Kitchener Waterloo Real Estate News
March 20, 2019
Wednesday March 20, 2019. In this week’s Kitchener Waterloo Real Estate News: the best time to list, small town Baden, stress testing, Flintstone house, home selling mistakes, e-signatures, Canadian home buyers, Saigon lunch, driverless car commutes…
The best week to list your home is quickly approaching
Last week was of course March Break when things slow down around town, when coworkers are away on holiday with the kids, when Spring is just around the corner but not quite here yet. Holidays are often noticeably quiet in terms of new listings, showings and all other real estate related activity and this year was no different. Some real estate agents ask their clients to hold off on listing properties until after holidays and some home sellers use the March Break week to get their homes market ready. So when is the best time to list?

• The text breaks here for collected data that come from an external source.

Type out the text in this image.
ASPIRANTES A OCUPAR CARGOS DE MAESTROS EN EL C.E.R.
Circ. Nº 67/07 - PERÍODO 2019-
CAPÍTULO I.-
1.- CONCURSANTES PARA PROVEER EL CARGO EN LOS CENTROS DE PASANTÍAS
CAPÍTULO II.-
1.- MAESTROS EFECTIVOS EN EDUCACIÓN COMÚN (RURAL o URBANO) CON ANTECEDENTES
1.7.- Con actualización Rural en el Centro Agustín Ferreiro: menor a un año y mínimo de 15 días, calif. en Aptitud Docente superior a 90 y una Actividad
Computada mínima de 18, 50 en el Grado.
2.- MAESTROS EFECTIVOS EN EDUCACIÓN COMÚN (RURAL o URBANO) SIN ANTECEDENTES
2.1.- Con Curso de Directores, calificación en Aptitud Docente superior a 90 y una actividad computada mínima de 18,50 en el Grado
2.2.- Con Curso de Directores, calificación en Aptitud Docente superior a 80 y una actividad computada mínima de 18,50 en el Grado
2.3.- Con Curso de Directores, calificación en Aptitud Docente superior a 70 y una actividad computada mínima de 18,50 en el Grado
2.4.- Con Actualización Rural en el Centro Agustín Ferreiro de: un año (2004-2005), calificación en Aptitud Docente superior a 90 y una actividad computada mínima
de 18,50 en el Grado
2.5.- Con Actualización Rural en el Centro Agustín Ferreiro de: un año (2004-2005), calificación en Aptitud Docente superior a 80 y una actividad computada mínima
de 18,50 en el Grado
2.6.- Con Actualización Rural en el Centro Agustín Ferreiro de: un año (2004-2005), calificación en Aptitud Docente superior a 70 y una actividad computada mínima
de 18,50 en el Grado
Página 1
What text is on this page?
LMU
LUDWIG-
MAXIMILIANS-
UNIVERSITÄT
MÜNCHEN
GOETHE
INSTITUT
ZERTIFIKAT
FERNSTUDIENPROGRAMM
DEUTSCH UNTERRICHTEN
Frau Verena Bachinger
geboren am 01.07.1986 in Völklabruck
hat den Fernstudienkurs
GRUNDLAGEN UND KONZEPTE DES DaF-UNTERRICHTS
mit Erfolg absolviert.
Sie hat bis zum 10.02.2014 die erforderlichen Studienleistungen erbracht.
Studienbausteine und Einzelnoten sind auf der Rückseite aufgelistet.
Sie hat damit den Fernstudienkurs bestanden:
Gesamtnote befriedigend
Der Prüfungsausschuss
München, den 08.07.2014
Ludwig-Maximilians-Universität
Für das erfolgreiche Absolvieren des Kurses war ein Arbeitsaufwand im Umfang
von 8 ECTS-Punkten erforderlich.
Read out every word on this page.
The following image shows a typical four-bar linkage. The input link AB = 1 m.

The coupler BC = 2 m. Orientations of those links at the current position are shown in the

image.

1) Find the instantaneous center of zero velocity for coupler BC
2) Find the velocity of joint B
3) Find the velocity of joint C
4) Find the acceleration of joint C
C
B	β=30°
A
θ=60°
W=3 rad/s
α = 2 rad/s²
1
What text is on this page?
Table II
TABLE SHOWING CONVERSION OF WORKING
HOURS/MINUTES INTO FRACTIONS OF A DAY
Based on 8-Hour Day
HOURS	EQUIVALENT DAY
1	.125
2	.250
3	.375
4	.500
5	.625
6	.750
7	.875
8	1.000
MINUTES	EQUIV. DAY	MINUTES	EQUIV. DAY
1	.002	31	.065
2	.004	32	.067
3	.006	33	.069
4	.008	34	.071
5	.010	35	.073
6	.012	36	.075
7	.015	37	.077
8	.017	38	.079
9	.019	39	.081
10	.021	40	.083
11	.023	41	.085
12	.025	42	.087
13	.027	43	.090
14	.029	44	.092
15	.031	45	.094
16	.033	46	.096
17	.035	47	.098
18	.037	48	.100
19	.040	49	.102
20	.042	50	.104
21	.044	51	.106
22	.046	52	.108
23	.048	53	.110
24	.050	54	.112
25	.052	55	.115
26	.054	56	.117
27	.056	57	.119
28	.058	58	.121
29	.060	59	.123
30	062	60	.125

You can take this statistic with as many grains of salt as you wish but according to the National Association of Realtors (US), during the week of March 31 to April 6, homes are listed, on average, for 6 per cent more than at the beginning of the year. Homes for sale that week also tend to fetch 14 percent more views on realtor.com than at other times of the year. Further, listed homes sell about six days faster. The homes also see less competition that week; the highest number of homes tend to go up for sale in late spring, the study notes.
The small town charm of Baden
As someone who grew up in small towns (Kitimat, Thamesford, and St. Lawerence) I can identify with this story about Baden. Like a lot of the small towns and villages surrounding the borders of Waterloo Region, Baden seems to be prime for development, but it still holds on to that small town charm.
What you need to know about the mortgage stress test in 2019
Getting a mortgage can be tough, especially with the price of houses these days. But over the past year-and-a-half or so, borrowers have had an even tougher time securing a mortgage all thanks to the mortgage stress test.
Astroturf, dinosaurs, and the Great Gazoo pushed the neighbours over the edge
A small Bay-area town just renewed an ongoing conflict with one of its strangest landmarks. Nestled in the shrubbery along the California’s I-280, the orange and purple bulges of the “Flintstone House” are a beloved milestone to commuters and a dreadful blight to neighbours.
Home seller mistakes you definitely want to avoid
Home selling season is upon us so let’s review the top ten home selling mistakes and how to avoid them. Here they are.
Docusign expands into Canada
DocuSign, is a San Francisco-based company that provides electronic signature technology. It recently announced the opening of its first Canadian headquarters. For anyone buying or selling property in the future, chances are good that at least part of the transaction will include electronic signatures. I’ve been using DocuSign for years. You’ll love it.
What do Canadian home buyers really want?
There are some interesting findings in this article. If you are a home seller, find out if you are in the middle of the market. If you are a home buyer, find out if you want what everyone else also wants
Abandoned apartments transform into a vertical urban foodcourt in Vietnam
It’s not often that you can choose from dozens of cafes situated high above a crowded urban plaza, gazing out at the landscape from a table on the balcony, all for the price of a coffee. In Ho Chi Minh City, such views come cheap thanks to a highly unusual reuse project transforming a 1960s apartment complex into a sort of vertical food court.
Slowing the revolution
I was reading an article about how driverless cars will impact where we live in the future. The article argues that driverless cars will lead to more people moving out of the cities and into the countryside and to far-flung satellite towns and cities. Essentially, if you can work comfortably during your commute, the article argues you won’t mind the commute.
It makes sense, but it won’t happen.
I remember two decades ago reading that when high-speed internet access and everything that came with improved communication methods, we’d all be working from home. Sure more and more people are working remotely, but it is still the exception, not the rule.